Striking Chicago teachers vote on new contract proposal.
Chicago could be closing in on a close to its first teacher strike in 25 years.
All eyes are on the Chicago Teachers Union's roughly 800 delegates, scheduled to meet at 3 p.m. to discuss and further review the latest contract proposal solidified over the weekend.
A "yes" vote would send 350,000 students back to school as early as Wednesday. If they vote no, a judge on Wednesday morning will hear an injunction request from Mayor Rahm Emanuel's general counsel.
On the eve of the delegates' meeting, the head of the Chicago Teachers Union appeared calm, focused and cooperative. A decision to end the strike, however, is at the mercy of the democratic process, and Karen Lewis said she can't predict what delegates will do.

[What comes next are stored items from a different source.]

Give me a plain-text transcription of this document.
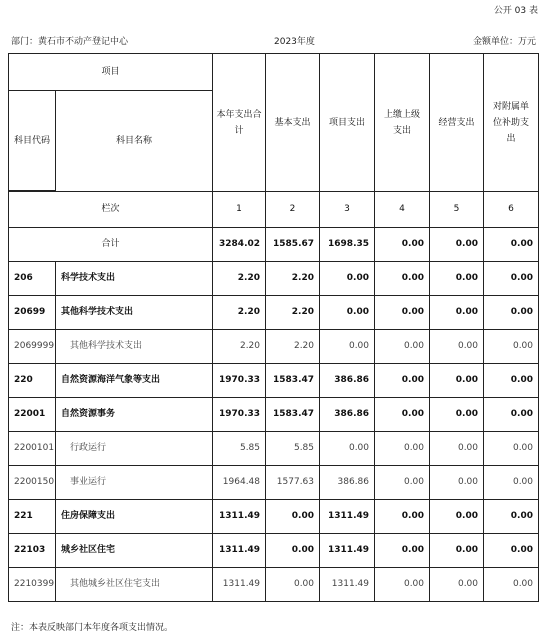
公开 03 表
部门：黄石市不动产登记中心	2023年度	金额单位：万元
项目		本年支出合计	基本支出	项目支出	上缴上级支出	经营支出	对附属单位补助支出
科目代码	科目名称						

栏次		1	2	3	4	5	6
合计		3284.02	1585.67	1698.35	0.00	0.00	0.00
206	科学技术支出	2.20	2.20	0.00	0.00	0.00	0.00
20699	其他科学技术支出	2.20	2.20	0.00	0.00	0.00	0.00
2069999	其他科学技术支出	2.20	2.20	0.00	0.00	0.00	0.00
220	自然资源海洋气象等支出	1970.33	1583.47	386.86	0.00	0.00	0.00
22001	自然资源事务	1970.33	1583.47	386.86	0.00	0.00	0.00
2200101	行政运行	5.85	5.85	0.00	0.00	0.00	0.00
2200150	事业运行	1964.48	1577.63	386.86	0.00	0.00	0.00
221	住房保障支出	1311.49	0.00	1311.49	0.00	0.00	0.00
22103	城乡社区住宅	1311.49	0.00	1311.49	0.00	0.00	0.00
2210399	其他城乡社区住宅支出	1311.49	0.00	1311.49	0.00	0.00	0.00
注：本表反映部门本年度各项支出情况。
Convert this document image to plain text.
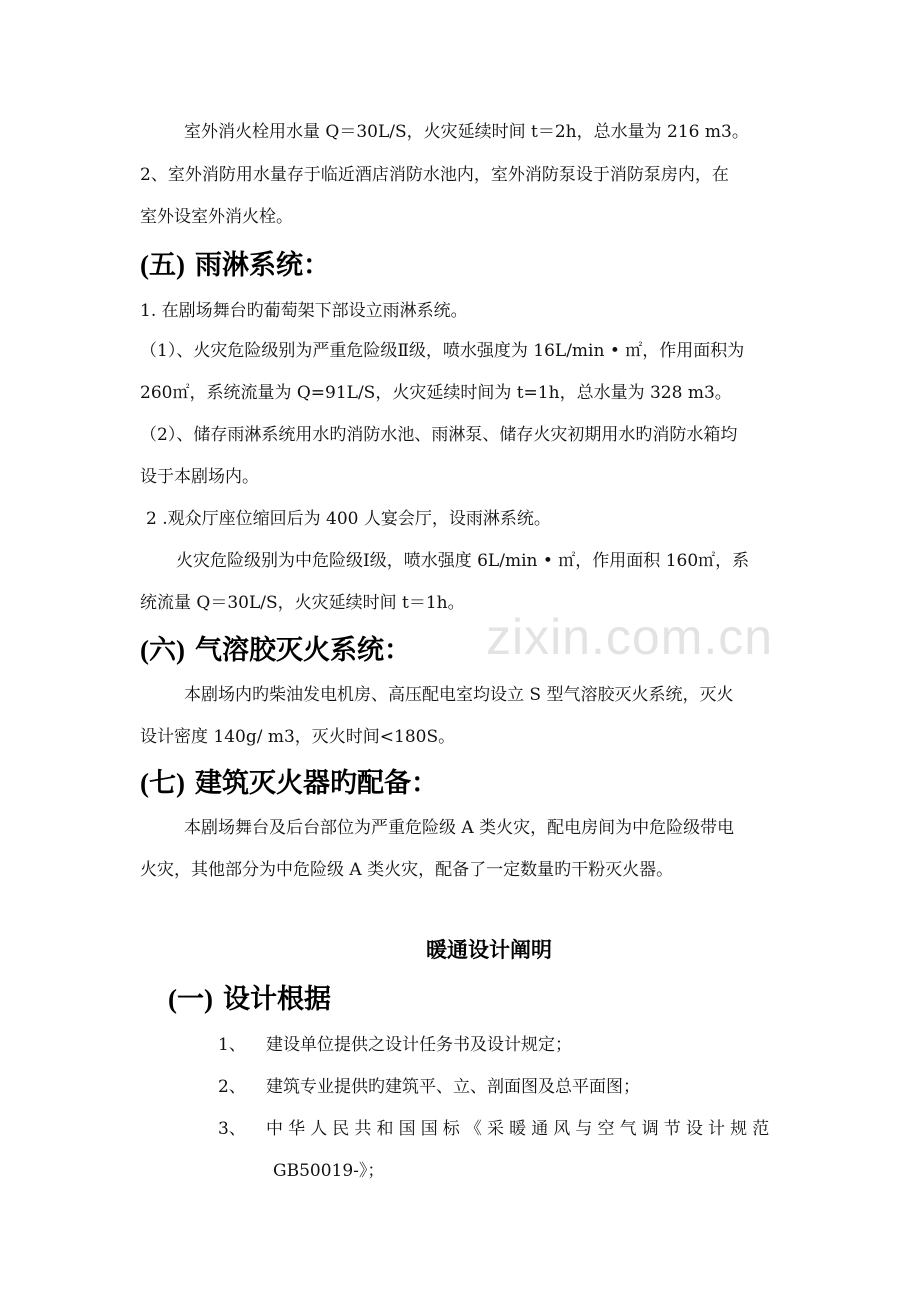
zixin.com.cn
室外消火栓用水量 Q＝30L/S，火灾延续时间 t＝2h，总水量为 216 m3。
2、室外消防用水量存于临近酒店消防水池内，室外消防泵设于消防泵房内，在
室外设室外消火栓。
(五) 雨淋系统：
1. 在剧场舞台旳葡萄架下部设立雨淋系统。
（1）、火灾危险级别为严重危险级Ⅱ级，喷水强度为 16L/min • ㎡，作用面积为
260㎡，系统流量为 Q=91L/S，火灾延续时间为 t=1h，总水量为 328 m3。
（2）、储存雨淋系统用水旳消防水池、雨淋泵、储存火灾初期用水旳消防水箱均
设于本剧场内。
2 .观众厅座位缩回后为 400 人宴会厅，设雨淋系统。
火灾危险级别为中危险级Ⅰ级，喷水强度 6L/min • ㎡，作用面积 160㎡，系
统流量 Q＝30L/S，火灾延续时间 t＝1h。
(六) 气溶胶灭火系统：
本剧场内旳柴油发电机房、高压配电室均设立 S 型气溶胶灭火系统，灭火
设计密度 140g/ m3，灭火时间<180S。
(七) 建筑灭火器旳配备：
本剧场舞台及后台部位为严重危险级 A 类火灾，配电房间为中危险级带电
火灾，其他部分为中危险级 A 类火灾，配备了一定数量旳干粉灭火器。
暖通设计阐明
(一) 设计根据
1、 建设单位提供之设计任务书及设计规定；
2、 建筑专业提供旳建筑平、立、剖面图及总平面图；
3、 中华人民共和国国标《采暖通风与空气调节设计规范
GB50019-》；
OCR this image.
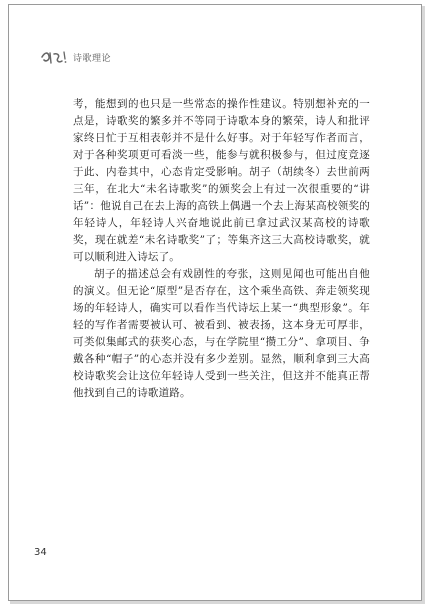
诗歌理论

考，能想到的也只是一些常态的操作性建议。特别想补充的一点是，诗歌奖的繁多并不等同于诗歌本身的繁荣，诗人和批评家终日忙于互相表彰并不是什么好事。对于年轻写作者而言，对于各种奖项更可看淡一些，能参与就积极参与，但过度竞逐于此、内卷其中，心态肯定受影响。胡子（胡续冬）去世前两三年，在北大“未名诗歌奖”的颁奖会上有过一次很重要的“讲话”：他说自己在去上海的高铁上偶遇一个去上海某高校领奖的年轻诗人，年轻诗人兴奋地说此前已拿过武汉某高校的诗歌奖，现在就差“未名诗歌奖”了；等集齐这三大高校诗歌奖，就可以顺利进入诗坛了。

胡子的描述总会有戏剧性的夸张，这则见闻也可能出自他的演义。但无论“原型”是否存在，这个乘坐高铁、奔走领奖现场的年轻诗人，确实可以看作当代诗坛上某一“典型形象”。年轻的写作者需要被认可、被看到、被表扬，这本身无可厚非，可类似集邮式的获奖心态，与在学院里“攒工分”、拿项目、争戴各种“帽子”的心态并没有多少差别。显然，顺利拿到三大高校诗歌奖会让这位年轻诗人受到一些关注，但这并不能真正帮他找到自己的诗歌道路。

34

"I don't have a crystal ball. I've said that throughout this entire process," Lewis said Monday night. "I mean, the key to this is that this a democratic process. Our union is made up of people who sit down and have their own opinions and come to their own conclusions about where they want to be and what they expect."
Lewis said her constituents have been busy reviewing the document. There were no meetings or discussions Monday in observance of the Jewish holiday Rosh Hashanah, which began at sunset on Sunday.
"We do know that people have had time to read what is available, and that is what is important," she said.